# taz.de -- Cohn-Bendit-Film über Jüdischsein: Reise nach Israel
       
       > Die ARD zeigt die Doku „Wir sind alle deutsche Juden“. Der Laizist Daniel
       > Cohn-Bendit berichtet darin über den jüdischen Anteil seiner Biografie.
       
 (IMG) Bild: Dany Cohn-Bendit in dem Dokumentarfilm „Wir sind alle deutsche Juden“
       
       Dany Cohn-Bendits Eltern waren deutsche Juden. Sie flohen vor den Nazis
       1933 nach Frankreich. Nach der Besetzung durch die Deutschen tauchten die
       Cohn-Bendits 1940 in Frankreich unter. Danys älterer Bruder Gaby wurde mit
       falschen Papieren in einer Pflegefamilie versteckt. Dany kam im Moment der
       Befreiung am 4. April 1945 im südwestfranzösischen Montauban zur Welt.
       
       Im Mai 1968 sollte er dann, inzwischen Vollwaise, als charmanter und
       charismatischer Sprecher der französischen Jugend berühmt werden.
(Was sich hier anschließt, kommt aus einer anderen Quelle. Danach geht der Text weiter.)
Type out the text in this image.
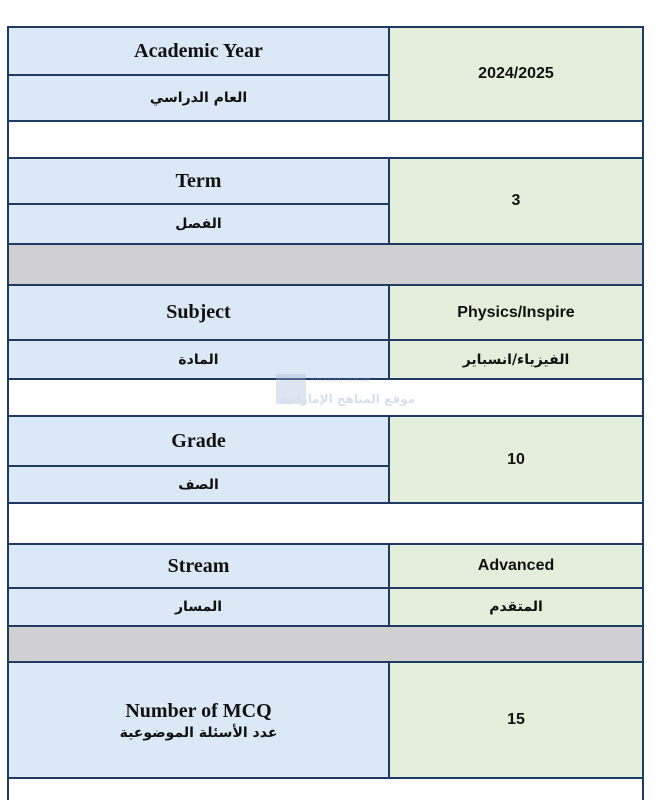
Academic Year
العام الدراسي
2024/2025
Term
الفصل
3
Subject
المادة
Physics/Inspire
الفيزياء/انسباير
Grade
الصف
10
Stream
المسار
Advanced
المتقدم
Number of MCQ
عدد الأسئلة الموضوعية
15
almanahj.com/ae
موقع المناهج الإماراتية
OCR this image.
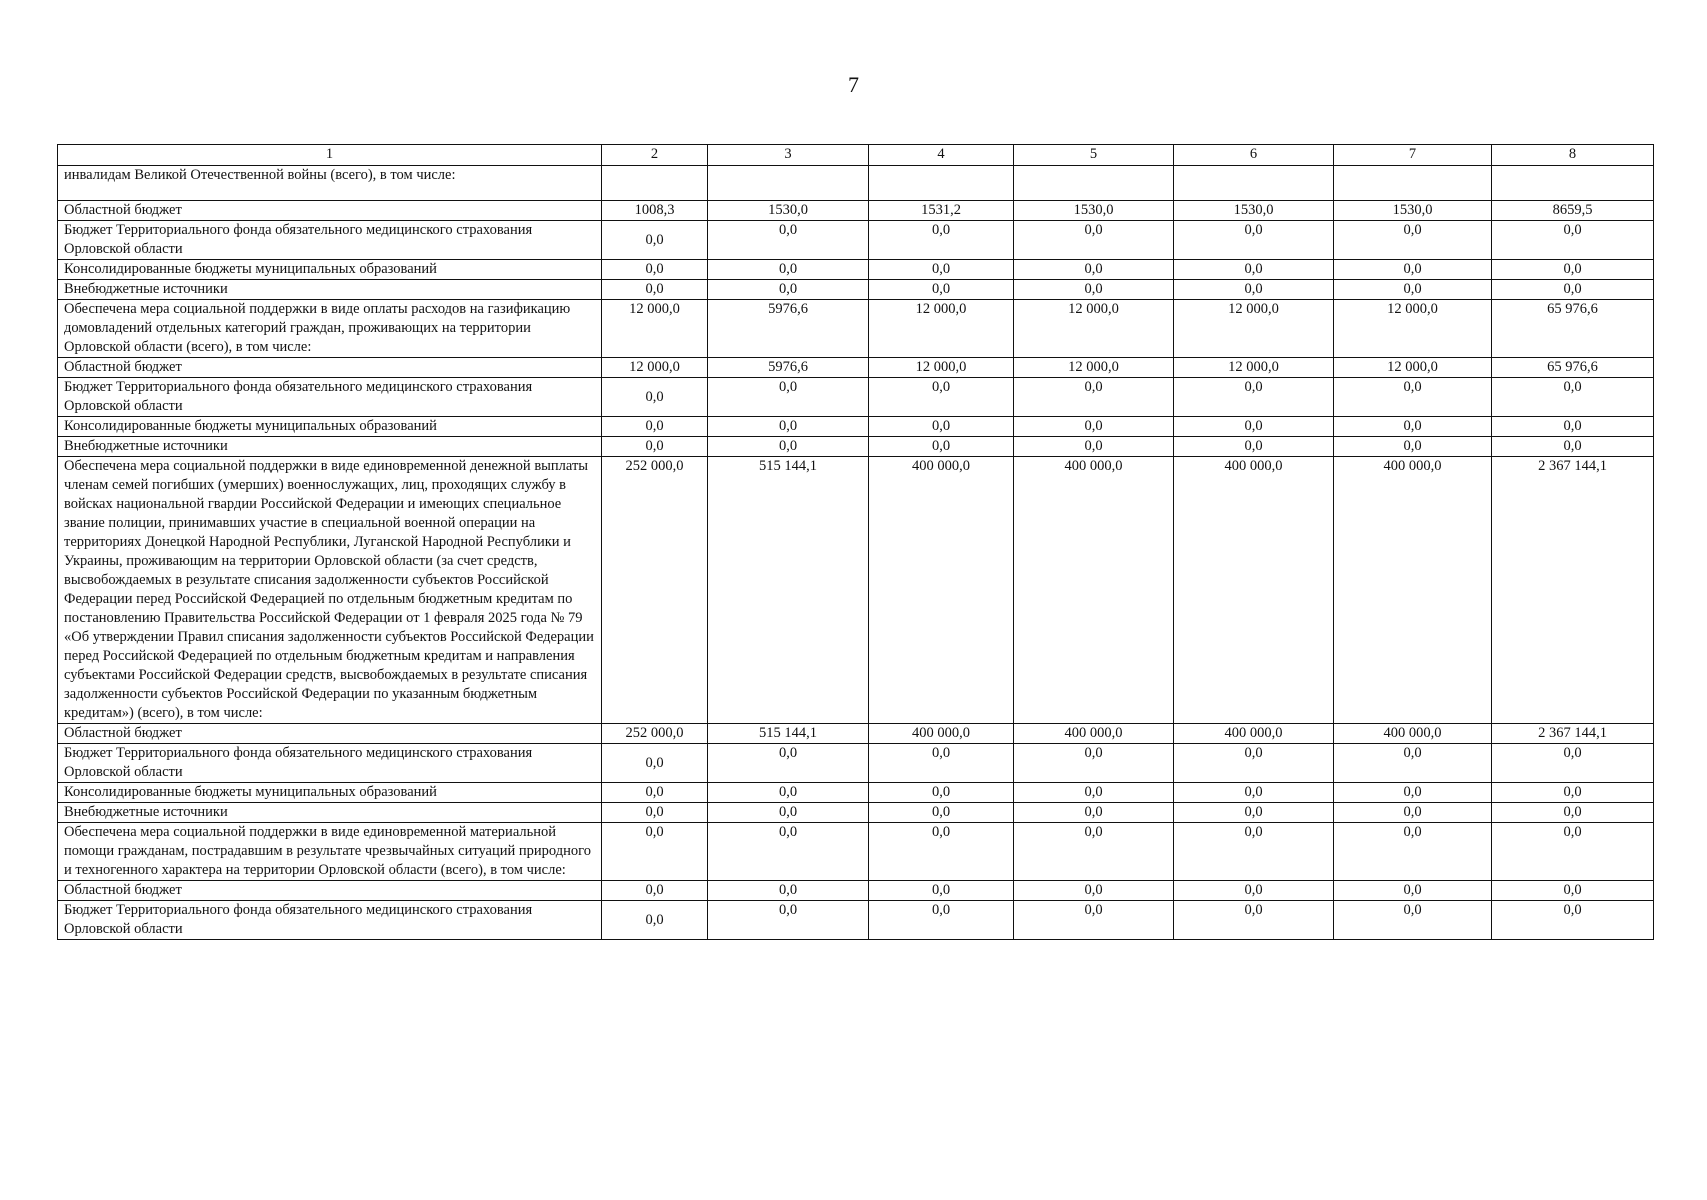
7
1	2	3	4	5	6	7	8
инвалидам Великой Отечественной войны (всего), в том числе:							
Областной бюджет	1008,3	1530,0	1531,2	1530,0	1530,0	1530,0	8659,5
Бюджет Территориального фонда обязательного медицинского страхования Орловской области	0,0	0,0	0,0	0,0	0,0	0,0	0,0
Консолидированные бюджеты муниципальных образований	0,0	0,0	0,0	0,0	0,0	0,0	0,0
Внебюджетные источники	0,0	0,0	0,0	0,0	0,0	0,0	0,0
Обеспечена мера социальной поддержки в виде оплаты расходов на газификацию домовладений отдельных категорий граждан, проживающих на территории Орловской области (всего), в том числе:	12 000,0	5976,6	12 000,0	12 000,0	12 000,0	12 000,0	65 976,6
Областной бюджет	12 000,0	5976,6	12 000,0	12 000,0	12 000,0	12 000,0	65 976,6
Бюджет Территориального фонда обязательного медицинского страхования Орловской области	0,0	0,0	0,0	0,0	0,0	0,0	0,0
Консолидированные бюджеты муниципальных образований	0,0	0,0	0,0	0,0	0,0	0,0	0,0
Внебюджетные источники	0,0	0,0	0,0	0,0	0,0	0,0	0,0
Обеспечена мера социальной поддержки в виде единовременной денежной выплаты членам семей погибших (умерших) военнослужащих, лиц, проходящих службу в войсках национальной гвардии Российской Федерации и имеющих специальное звание полиции, принимавших участие в специальной военной операции на территориях Донецкой Народной Республики, Луганской Народной Республики и Украины, проживающим на территории Орловской области (за счет средств, высвобождаемых в результате списания задолженности субъектов Российской Федерации перед Российской Федерацией по отдельным бюджетным кредитам по постановлению Правительства Российской Федерации от 1 февраля 2025 года № 79 «Об утверждении Правил списания задолженности субъектов Российской Федерации перед Российской Федерацией по отдельным бюджетным кредитам и направления субъектами Российской Федерации средств, высвобождаемых в результате списания задолженности субъектов Российской Федерации по указанным бюджетным кредитам») (всего), в том числе:	252 000,0	515 144,1	400 000,0	400 000,0	400 000,0	400 000,0	2 367 144,1
Областной бюджет	252 000,0	515 144,1	400 000,0	400 000,0	400 000,0	400 000,0	2 367 144,1
Бюджет Территориального фонда обязательного медицинского страхования Орловской области	0,0	0,0	0,0	0,0	0,0	0,0	0,0
Консолидированные бюджеты муниципальных образований	0,0	0,0	0,0	0,0	0,0	0,0	0,0
Внебюджетные источники	0,0	0,0	0,0	0,0	0,0	0,0	0,0
Обеспечена мера социальной поддержки в виде единовременной материальной помощи гражданам, пострадавшим в результате чрезвычайных ситуаций природного и техногенного характера на территории Орловской области (всего), в том числе:	0,0	0,0	0,0	0,0	0,0	0,0	0,0
Областной бюджет	0,0	0,0	0,0	0,0	0,0	0,0	0,0
Бюджет Территориального фонда обязательного медицинского страхования Орловской области	0,0	0,0	0,0	0,0	0,0	0,0	0,0
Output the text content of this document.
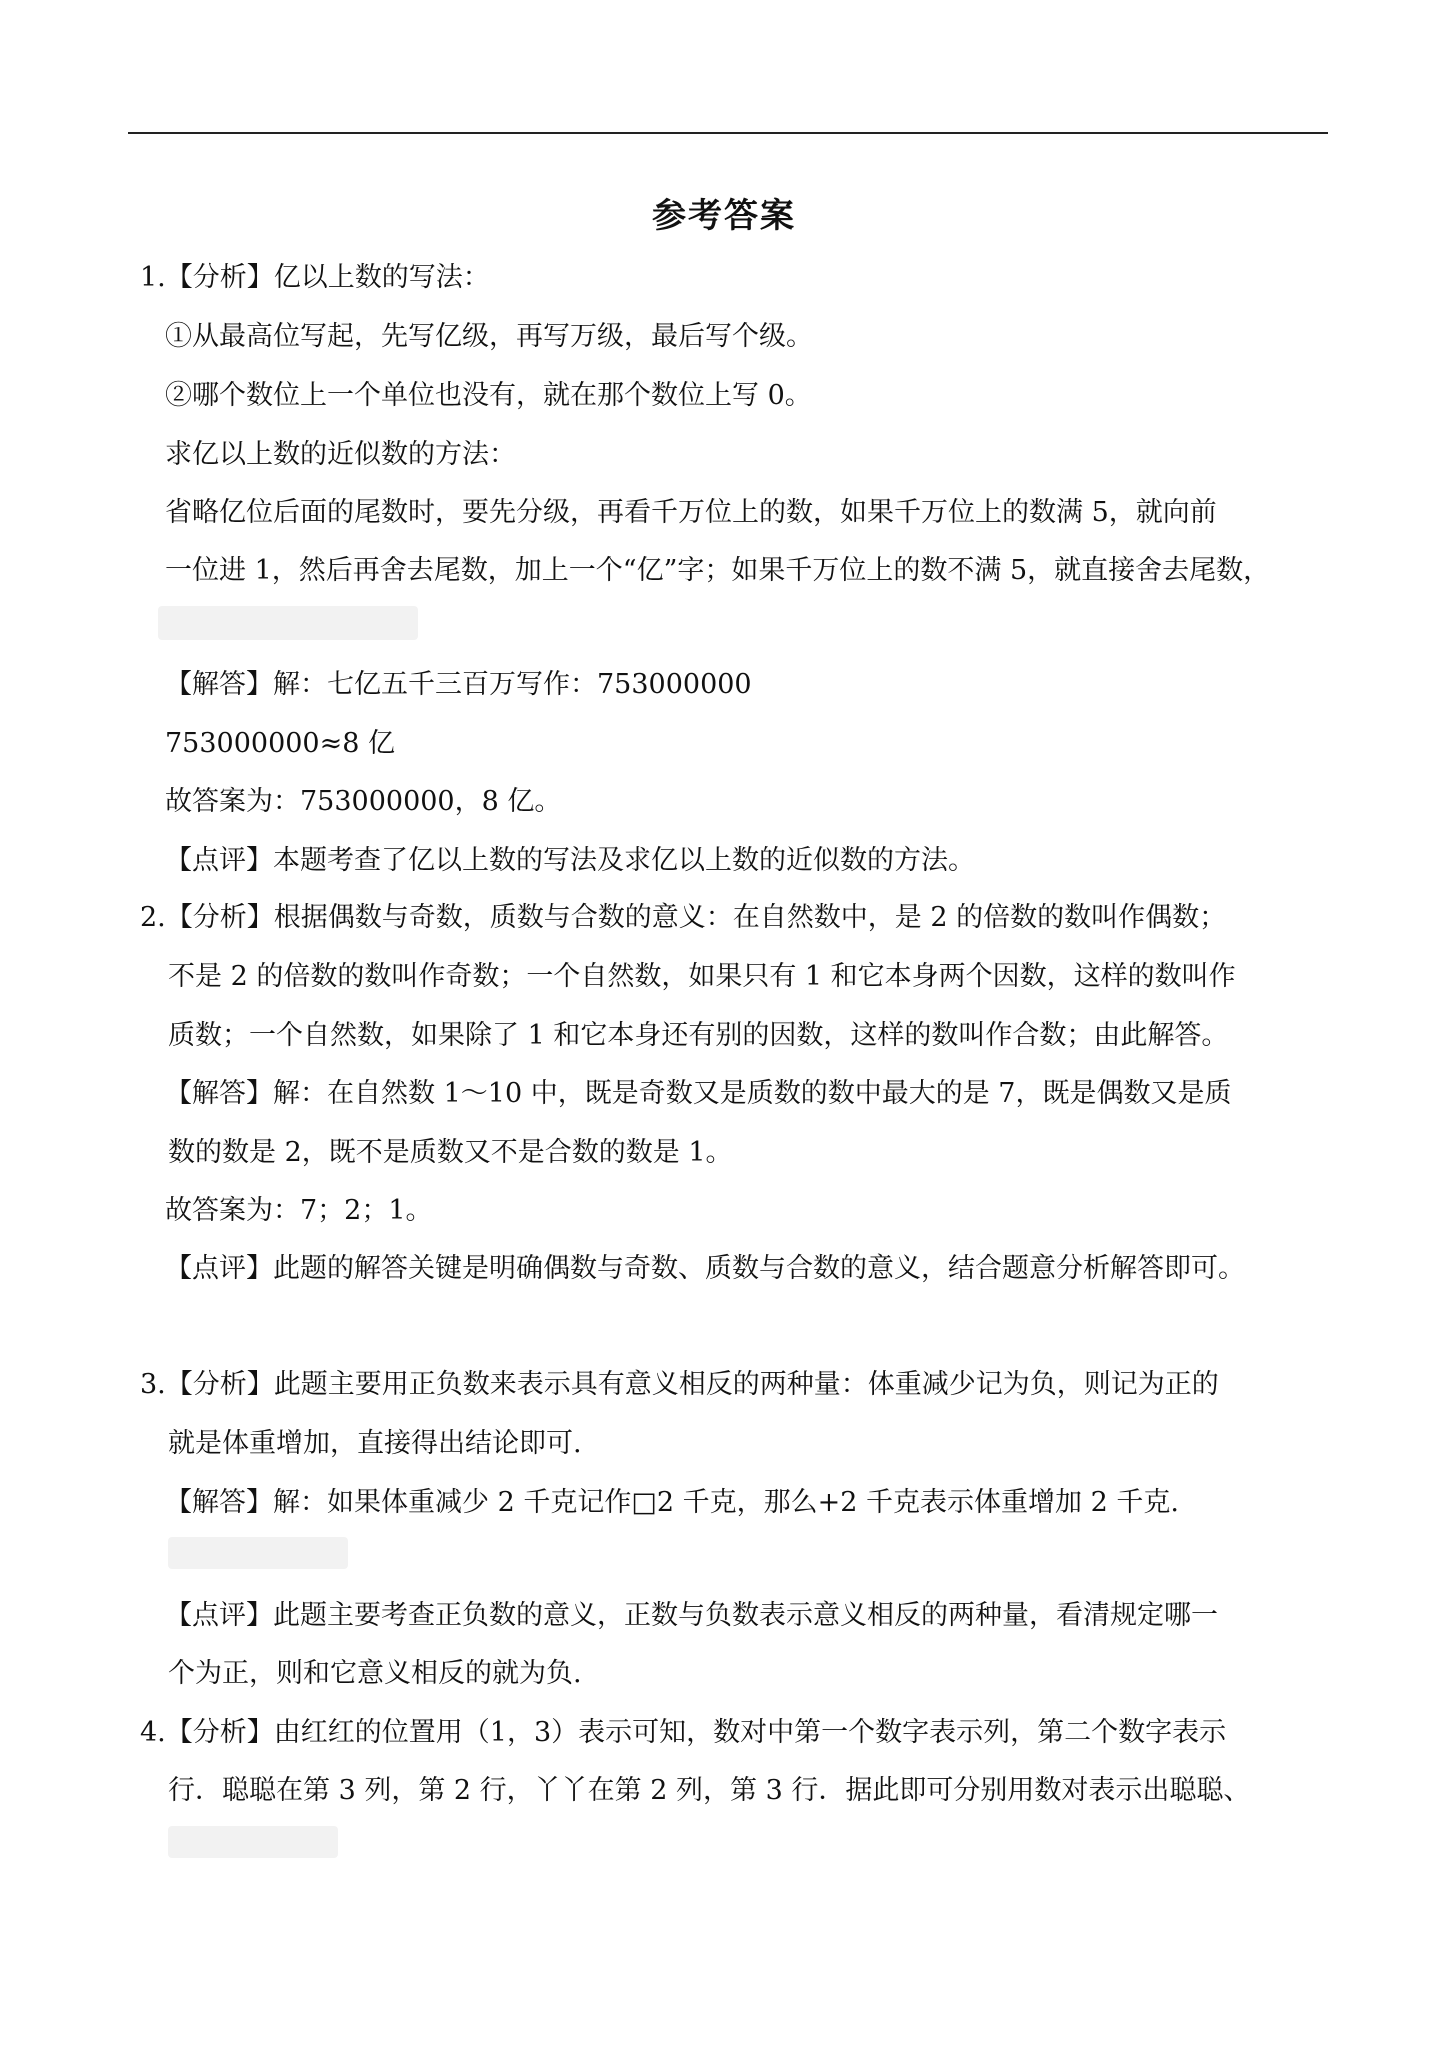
参考答案
1.【分析】亿以上数的写法：
①从最高位写起，先写亿级，再写万级，最后写个级。
②哪个数位上一个单位也没有，就在那个数位上写 0。
求亿以上数的近似数的方法：
省略亿位后面的尾数时，要先分级，再看千万位上的数，如果千万位上的数满 5，就向前
一位进 1，然后再舍去尾数，加上一个“亿”字；如果千万位上的数不满 5，就直接舍去尾数，
【解答】解：七亿五千三百万写作：753000000
753000000≈8 亿
故答案为：753000000，8 亿。
【点评】本题考查了亿以上数的写法及求亿以上数的近似数的方法。
2.【分析】根据偶数与奇数，质数与合数的意义：在自然数中，是 2 的倍数的数叫作偶数；
不是 2 的倍数的数叫作奇数；一个自然数，如果只有 1 和它本身两个因数，这样的数叫作
质数；一个自然数，如果除了 1 和它本身还有别的因数，这样的数叫作合数；由此解答。
【解答】解：在自然数 1～10 中，既是奇数又是质数的数中最大的是 7，既是偶数又是质
数的数是 2，既不是质数又不是合数的数是 1。
故答案为：7；2；1。
【点评】此题的解答关键是明确偶数与奇数、质数与合数的意义，结合题意分析解答即可。
3.【分析】此题主要用正负数来表示具有意义相反的两种量：体重减少记为负，则记为正的
就是体重增加，直接得出结论即可.
【解答】解：如果体重减少 2 千克记作□2 千克，那么+2 千克表示体重增加 2 千克.
【点评】此题主要考查正负数的意义，正数与负数表示意义相反的两种量，看清规定哪一
个为正，则和它意义相反的就为负.
4.【分析】由红红的位置用（1，3）表示可知，数对中第一个数字表示列，第二个数字表示
行．聪聪在第 3 列，第 2 行，丫丫在第 2 列，第 3 行．据此即可分别用数对表示出聪聪、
Um nur
       wenig später unter antisemitischem und nationalistischem Getöse aus
       Frankreich in die Bundesrepublik abgeschoben zu werden. Dort schloss sich
       Cohn-Bendit dem Sozialistischen Deutschen Studentenbund (SDS) an, war
       Sponti und wurde später ein prominenter Grüner.
       
       „Wir sind alle deutsche Juden“, skandierten seine Mitstreiter [1][auf den
       Straßen von Paris, als der „rote Dany“ 1968] ausgewiesen wurde. Diese
       Parole steht nun auch titelgebend für einen Dokumentarfilm, den Cohn-Bendit
       zusammen mit Niko Apel gedreht hat. „Wir sind alle deutsche Juden“ strahlt
       die ARD am 11. 10. aus und ist [2][bis dahin auch in der Mediathek
       abrufbar].
       
       Die Doku gibt bewegende [3][Hinweise zu Cohn-Bendits Biografie]. Etwa wenn
       der heute 76-Jährige sich im Zwiegespräch mit dem Bildnis seiner 1963
       verstorbenen „Maman“ Herta David befindet. Sie, eine Juristin aus Posen,
       pflegte im Gegensatz zum streng laizistischen Vater Erich einen eher
       selbstverständlichen Umgang mit dem Judentum.
       
       ## Misstrauen gegenüber Dogmen
       
       Der Film dokumentiert Cohn-Bendits Suche nach (und Wissen um) Zugehörigkeit
       bei gleichzeitigem Wunsch nach individueller Freiheit und sein radikales
       Misstrauen gegenüber allen großen nationalen oder religiösen Dogmen.
       
       Doch wie viel Judentum steckt nun in einem Laizisten wie Cohn-Bendit? Sein
       Bruder Gaby, der frühere Trotzkist, besteht darauf, sich unabhängig von der
       Herkunft komplett selbst zu definieren. Dany hält ihm den Satz des 1959
       verstorbenen Vaters entgegen: Ich ging als Linker nach Frankreich und
       kehrte als Jude zurück.
       
       Die Geschichte verpflichtet und auch, was die anderen in dir sehen.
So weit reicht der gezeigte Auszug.